Повесть сразу ворвалась в современность. Продолжение ее разыгрывалось уже на сцене, которую писательница видела воочию, и действительность эта остро разрывала призрачную ткань образов прошлого, воспринимаемых из рассказа, являясь перед писательницей со своими голосами, запахами, со всей бесцеремонностью вочеловечивания, в намерении без всякой жалости разрушить призраки воображения и нагрузить память новыми картинами, которым в свою очередь суждено превратиться в ее сознании в мысль.

Вторая жена Павлушина жила и здравствовала в уплотненной квартире где-то на одной из главных улиц города, за пыльными тополями.
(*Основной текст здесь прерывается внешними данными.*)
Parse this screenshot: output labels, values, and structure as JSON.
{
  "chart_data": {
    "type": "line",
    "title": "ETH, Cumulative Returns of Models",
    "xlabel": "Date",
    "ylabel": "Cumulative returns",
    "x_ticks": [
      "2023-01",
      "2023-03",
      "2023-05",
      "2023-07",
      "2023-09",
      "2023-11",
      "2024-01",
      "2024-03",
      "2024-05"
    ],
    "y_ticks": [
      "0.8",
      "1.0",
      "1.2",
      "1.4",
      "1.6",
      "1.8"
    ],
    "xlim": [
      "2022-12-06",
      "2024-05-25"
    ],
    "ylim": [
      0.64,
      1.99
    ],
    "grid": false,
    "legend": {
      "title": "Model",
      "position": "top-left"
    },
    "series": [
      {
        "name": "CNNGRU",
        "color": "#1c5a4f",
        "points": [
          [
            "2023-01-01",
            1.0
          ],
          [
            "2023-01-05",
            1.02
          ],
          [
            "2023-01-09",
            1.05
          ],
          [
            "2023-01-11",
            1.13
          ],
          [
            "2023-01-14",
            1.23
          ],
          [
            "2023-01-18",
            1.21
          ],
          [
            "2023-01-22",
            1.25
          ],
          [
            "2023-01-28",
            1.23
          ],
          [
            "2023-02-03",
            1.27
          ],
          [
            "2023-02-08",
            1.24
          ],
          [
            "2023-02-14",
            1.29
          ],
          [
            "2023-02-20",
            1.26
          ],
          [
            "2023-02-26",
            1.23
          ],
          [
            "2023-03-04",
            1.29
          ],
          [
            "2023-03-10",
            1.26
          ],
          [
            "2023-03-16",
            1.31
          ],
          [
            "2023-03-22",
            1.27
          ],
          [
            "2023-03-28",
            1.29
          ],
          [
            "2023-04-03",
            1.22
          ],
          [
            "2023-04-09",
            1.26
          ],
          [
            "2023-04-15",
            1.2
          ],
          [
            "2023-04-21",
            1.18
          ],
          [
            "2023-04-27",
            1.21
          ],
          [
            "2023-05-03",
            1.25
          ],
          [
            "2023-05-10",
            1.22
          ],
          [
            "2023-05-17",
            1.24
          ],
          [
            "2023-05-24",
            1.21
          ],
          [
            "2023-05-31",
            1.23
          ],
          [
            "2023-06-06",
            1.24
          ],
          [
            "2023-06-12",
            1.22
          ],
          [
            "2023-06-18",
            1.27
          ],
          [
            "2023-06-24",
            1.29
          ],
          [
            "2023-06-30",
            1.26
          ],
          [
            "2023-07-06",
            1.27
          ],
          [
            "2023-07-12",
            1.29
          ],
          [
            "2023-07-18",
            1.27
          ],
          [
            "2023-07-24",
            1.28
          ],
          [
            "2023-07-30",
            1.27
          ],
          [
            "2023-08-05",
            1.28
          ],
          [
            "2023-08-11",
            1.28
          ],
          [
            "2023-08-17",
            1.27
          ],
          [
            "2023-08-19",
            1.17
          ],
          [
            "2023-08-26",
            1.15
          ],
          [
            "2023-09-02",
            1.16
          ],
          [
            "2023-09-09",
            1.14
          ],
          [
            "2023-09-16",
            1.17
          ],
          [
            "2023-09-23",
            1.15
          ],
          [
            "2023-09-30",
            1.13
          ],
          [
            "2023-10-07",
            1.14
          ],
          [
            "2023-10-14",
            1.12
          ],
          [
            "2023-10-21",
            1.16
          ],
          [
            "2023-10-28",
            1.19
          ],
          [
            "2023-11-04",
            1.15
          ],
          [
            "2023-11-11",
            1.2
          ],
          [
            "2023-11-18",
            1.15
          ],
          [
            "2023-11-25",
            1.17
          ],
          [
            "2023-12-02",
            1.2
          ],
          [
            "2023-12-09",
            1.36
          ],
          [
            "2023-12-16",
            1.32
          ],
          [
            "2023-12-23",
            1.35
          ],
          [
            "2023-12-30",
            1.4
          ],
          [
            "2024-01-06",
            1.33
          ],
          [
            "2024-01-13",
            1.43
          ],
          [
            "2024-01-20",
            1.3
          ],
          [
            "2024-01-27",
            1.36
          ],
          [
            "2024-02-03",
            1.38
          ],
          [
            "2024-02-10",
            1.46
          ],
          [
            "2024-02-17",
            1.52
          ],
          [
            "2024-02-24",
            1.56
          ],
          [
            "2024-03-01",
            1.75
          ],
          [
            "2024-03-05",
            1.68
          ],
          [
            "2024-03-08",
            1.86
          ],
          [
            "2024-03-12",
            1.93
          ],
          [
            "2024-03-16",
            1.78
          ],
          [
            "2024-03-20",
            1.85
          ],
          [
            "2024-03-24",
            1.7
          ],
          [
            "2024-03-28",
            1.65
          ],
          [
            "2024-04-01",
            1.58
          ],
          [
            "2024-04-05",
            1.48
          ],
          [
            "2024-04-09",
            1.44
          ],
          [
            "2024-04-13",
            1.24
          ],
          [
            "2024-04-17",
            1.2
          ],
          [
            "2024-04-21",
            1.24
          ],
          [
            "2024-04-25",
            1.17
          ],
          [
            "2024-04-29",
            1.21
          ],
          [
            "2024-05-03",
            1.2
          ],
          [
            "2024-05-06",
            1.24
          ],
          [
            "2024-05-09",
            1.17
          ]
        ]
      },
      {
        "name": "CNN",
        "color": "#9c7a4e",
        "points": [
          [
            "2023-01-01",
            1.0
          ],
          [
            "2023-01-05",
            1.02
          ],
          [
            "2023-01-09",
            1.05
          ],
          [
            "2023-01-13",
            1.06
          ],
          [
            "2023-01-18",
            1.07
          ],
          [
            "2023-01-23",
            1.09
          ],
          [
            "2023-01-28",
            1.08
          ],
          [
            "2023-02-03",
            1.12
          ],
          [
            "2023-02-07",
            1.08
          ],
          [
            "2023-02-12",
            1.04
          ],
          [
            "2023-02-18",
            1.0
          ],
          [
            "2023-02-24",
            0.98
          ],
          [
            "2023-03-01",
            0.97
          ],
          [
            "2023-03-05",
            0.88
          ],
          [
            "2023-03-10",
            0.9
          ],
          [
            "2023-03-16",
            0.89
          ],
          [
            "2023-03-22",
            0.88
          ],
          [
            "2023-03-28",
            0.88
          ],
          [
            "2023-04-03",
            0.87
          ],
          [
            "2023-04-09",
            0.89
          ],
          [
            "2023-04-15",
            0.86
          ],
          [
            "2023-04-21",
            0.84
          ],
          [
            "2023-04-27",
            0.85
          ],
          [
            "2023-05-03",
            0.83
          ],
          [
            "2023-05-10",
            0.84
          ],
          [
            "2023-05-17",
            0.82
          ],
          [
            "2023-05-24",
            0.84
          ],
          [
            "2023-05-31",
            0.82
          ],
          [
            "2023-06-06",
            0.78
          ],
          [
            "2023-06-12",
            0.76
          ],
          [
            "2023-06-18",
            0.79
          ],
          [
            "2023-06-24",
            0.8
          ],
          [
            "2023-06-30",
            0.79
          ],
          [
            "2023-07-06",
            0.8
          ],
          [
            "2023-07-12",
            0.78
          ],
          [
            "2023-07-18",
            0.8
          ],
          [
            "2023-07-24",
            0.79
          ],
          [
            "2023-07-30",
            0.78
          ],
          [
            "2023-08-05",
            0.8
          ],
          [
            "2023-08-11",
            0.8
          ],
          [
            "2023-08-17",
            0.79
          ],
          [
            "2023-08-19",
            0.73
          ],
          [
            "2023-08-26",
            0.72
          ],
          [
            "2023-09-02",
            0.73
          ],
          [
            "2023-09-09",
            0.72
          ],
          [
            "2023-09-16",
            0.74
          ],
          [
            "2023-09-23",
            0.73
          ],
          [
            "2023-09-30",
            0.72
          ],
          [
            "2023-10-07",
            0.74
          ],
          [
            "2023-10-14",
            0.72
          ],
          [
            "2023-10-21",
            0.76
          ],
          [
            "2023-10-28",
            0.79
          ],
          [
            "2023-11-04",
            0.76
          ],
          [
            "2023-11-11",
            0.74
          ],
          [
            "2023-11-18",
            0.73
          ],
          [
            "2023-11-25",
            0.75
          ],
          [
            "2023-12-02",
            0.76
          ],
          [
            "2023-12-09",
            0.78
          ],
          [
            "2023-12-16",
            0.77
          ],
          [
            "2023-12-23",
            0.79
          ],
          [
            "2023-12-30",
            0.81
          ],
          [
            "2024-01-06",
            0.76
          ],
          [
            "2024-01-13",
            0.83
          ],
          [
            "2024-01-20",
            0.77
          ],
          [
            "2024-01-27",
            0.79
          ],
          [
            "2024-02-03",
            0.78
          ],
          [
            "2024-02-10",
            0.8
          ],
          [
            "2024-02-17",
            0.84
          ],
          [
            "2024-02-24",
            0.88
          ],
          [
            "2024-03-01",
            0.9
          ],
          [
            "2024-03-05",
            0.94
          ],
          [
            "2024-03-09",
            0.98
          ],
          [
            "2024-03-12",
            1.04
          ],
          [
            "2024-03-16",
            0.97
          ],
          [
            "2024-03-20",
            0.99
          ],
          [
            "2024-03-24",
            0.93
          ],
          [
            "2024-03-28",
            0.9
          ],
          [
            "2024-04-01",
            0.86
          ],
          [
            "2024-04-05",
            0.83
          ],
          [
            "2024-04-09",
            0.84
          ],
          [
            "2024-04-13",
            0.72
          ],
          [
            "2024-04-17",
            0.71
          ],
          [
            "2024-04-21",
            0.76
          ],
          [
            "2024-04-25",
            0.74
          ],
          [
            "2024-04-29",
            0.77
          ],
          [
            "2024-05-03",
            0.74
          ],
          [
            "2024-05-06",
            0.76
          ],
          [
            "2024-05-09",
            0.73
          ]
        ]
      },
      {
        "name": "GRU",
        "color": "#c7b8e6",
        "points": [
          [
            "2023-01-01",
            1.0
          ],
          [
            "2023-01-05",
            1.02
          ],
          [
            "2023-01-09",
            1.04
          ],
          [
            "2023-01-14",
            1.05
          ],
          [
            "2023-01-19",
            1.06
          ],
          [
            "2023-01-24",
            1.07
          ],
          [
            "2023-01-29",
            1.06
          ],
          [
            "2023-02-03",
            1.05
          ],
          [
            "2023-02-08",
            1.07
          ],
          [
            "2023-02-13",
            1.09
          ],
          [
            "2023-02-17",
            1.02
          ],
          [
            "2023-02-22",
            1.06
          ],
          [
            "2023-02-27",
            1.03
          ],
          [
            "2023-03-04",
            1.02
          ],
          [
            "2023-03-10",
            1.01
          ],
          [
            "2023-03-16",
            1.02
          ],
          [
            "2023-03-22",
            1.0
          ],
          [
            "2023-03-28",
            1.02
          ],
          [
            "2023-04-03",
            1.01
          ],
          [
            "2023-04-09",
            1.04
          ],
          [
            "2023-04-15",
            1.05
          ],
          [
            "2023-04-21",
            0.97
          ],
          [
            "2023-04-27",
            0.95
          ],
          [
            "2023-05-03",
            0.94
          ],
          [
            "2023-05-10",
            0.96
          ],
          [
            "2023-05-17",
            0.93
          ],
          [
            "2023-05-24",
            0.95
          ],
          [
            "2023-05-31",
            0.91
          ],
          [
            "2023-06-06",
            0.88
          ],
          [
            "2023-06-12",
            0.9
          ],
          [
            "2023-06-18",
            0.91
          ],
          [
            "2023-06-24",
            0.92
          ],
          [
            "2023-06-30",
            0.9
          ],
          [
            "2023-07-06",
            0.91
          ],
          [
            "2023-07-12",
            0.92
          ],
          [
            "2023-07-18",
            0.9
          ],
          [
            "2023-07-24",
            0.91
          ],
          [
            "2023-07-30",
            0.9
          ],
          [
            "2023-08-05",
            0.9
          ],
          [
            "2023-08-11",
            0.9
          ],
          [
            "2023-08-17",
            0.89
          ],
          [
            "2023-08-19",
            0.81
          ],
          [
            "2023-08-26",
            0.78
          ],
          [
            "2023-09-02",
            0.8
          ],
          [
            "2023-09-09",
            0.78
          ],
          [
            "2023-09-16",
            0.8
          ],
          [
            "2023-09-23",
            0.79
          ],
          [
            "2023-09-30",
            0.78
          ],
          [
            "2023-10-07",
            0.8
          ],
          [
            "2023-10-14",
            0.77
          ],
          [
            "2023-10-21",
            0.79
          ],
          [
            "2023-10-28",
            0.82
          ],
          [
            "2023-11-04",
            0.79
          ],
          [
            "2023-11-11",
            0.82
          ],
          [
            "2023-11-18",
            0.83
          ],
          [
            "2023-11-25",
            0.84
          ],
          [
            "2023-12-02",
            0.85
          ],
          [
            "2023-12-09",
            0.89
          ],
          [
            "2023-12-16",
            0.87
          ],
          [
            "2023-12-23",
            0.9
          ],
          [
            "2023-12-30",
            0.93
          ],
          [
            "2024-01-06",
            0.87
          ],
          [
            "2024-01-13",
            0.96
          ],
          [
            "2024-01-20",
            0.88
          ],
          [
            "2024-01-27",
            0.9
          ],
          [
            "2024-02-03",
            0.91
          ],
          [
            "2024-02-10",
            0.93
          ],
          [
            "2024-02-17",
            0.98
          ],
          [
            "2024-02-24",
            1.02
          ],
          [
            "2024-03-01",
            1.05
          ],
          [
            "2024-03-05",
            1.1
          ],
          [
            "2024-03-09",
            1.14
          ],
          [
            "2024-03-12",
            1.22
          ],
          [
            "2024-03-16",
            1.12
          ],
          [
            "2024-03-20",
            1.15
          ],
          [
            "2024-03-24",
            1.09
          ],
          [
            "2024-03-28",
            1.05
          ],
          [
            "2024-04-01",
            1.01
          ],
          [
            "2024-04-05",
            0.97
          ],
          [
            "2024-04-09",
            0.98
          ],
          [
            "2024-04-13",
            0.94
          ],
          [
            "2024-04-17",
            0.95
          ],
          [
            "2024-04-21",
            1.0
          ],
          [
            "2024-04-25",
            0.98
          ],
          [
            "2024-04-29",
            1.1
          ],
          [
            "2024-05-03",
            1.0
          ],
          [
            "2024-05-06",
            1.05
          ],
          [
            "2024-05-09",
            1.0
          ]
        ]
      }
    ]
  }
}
Дом их был наполнен детскими криками, юношеской болтовней, беспричинным хохотом и необоснованными рыданиями молодости. Мачеха выходила пасынка и падчерицу, старалась поставить себя так, чтобы стать им подругой и тем очистить место для детей, прижитых ею с Павлушиным…

Но, дойдя до второй женитьбы, рассказчик оборвал повествование, притом гораздо резче, чем следовало бы при дыхании и разбеге, который взял спервоначала его рассказ. Очевидно, Павлушин натолкнулся на что-то в настоящем, что забылось за воспоминаниями. Он устало обвел окружающих воспаленными глазами и поморщился. Слушатели держались несколько потупленно, с двусмысленной деликатностью, которая, подобно некой фигуре умолчания, выражает больше, нежели откровенность.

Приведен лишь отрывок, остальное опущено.